Step 4: Making the transition

So you’ve got a solution locked in and ready to go and now it’s time to make the change – what do you need to watch out for?

The use of apps within a business setting poses a risk to information security. In the quest to improve productivity and efficiency, most employees will unwittingly download additional external solutions. This puts company data at risk of being hacked and corrupted. And unfortunately IT departments are struggling to establish mobile device management policies. Only 19% of departments check applications for viruses and malware. Somewhat scarily, only 22% realise that not checking apps can put a company at risk.

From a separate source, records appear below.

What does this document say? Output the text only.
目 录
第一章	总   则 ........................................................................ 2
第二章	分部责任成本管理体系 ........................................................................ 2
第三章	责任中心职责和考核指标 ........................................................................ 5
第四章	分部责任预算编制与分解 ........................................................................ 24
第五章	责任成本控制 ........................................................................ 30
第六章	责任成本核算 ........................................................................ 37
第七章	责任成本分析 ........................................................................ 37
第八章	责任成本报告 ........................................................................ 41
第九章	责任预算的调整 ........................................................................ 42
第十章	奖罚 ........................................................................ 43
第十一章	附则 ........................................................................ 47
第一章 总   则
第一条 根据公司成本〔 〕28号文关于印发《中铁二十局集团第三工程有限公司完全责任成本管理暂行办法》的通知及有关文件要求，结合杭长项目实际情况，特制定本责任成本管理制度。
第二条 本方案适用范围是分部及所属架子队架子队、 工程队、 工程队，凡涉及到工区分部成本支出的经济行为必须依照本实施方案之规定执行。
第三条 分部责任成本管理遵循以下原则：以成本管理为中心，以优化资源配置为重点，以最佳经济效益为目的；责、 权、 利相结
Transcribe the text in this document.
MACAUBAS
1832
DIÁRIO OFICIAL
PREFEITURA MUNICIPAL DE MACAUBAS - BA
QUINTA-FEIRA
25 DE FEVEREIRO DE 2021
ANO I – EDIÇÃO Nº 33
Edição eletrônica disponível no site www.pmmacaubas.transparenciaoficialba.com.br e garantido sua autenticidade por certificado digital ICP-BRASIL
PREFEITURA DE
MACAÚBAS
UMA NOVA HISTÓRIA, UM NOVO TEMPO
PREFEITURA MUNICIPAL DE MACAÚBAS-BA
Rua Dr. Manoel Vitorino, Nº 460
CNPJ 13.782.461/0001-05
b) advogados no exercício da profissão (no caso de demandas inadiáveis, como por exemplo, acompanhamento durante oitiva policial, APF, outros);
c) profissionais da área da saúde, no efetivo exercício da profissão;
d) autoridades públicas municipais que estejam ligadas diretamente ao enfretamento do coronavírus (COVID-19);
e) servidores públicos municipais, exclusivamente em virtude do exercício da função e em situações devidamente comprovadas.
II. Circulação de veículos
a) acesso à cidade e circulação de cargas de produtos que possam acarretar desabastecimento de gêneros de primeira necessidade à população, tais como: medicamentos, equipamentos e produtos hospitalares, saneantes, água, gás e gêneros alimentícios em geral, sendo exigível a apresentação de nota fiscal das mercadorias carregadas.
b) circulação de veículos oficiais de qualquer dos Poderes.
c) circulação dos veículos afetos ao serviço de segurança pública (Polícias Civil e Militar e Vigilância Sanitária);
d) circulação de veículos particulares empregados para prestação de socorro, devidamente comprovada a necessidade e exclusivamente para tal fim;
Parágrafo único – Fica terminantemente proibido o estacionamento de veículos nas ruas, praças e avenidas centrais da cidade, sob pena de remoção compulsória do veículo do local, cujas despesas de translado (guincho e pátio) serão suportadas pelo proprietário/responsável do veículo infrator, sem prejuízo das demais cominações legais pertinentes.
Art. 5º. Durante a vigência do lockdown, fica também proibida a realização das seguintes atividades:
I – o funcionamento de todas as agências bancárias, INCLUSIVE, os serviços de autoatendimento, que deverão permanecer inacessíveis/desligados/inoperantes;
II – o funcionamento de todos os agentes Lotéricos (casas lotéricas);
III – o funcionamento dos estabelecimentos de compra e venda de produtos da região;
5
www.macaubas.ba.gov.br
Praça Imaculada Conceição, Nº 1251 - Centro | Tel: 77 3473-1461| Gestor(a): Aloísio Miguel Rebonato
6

To successfully transition your process to an application data must first be secured. To ensure the solution is used your organisation must be encouraged to embrace the “mobile mindset.” Below are a few ways you can achieve this.

Safeguard your data.

    • Implement a company app-store where apps can be standardised and secured behind a company firewall. This will protect the company’s information and will consolidate business tools so data isn’t fragmented across multiple solutions.
    • IT departments can also employ existing enterprise mobility management tools to protect and manage data.

Shift the organisation to a mobile mindset.

Staff need to see the transition as an opportunity, not a friction point. Unfortunately this is a trademark of time-poor individuals who are still getting used to digital technology. To help staff embrace the change, and actually use the application, this cultural resistance must be shifted.

Introducing initiatives such as incentives to top users and circulating success stories will encourage company-wide acceptance. Additionally providing face-to-face training, peer mentoring, on-demand training resources (or a blend of all) will provide access to skills. This will boost confidence and guarantee staff embrace the change.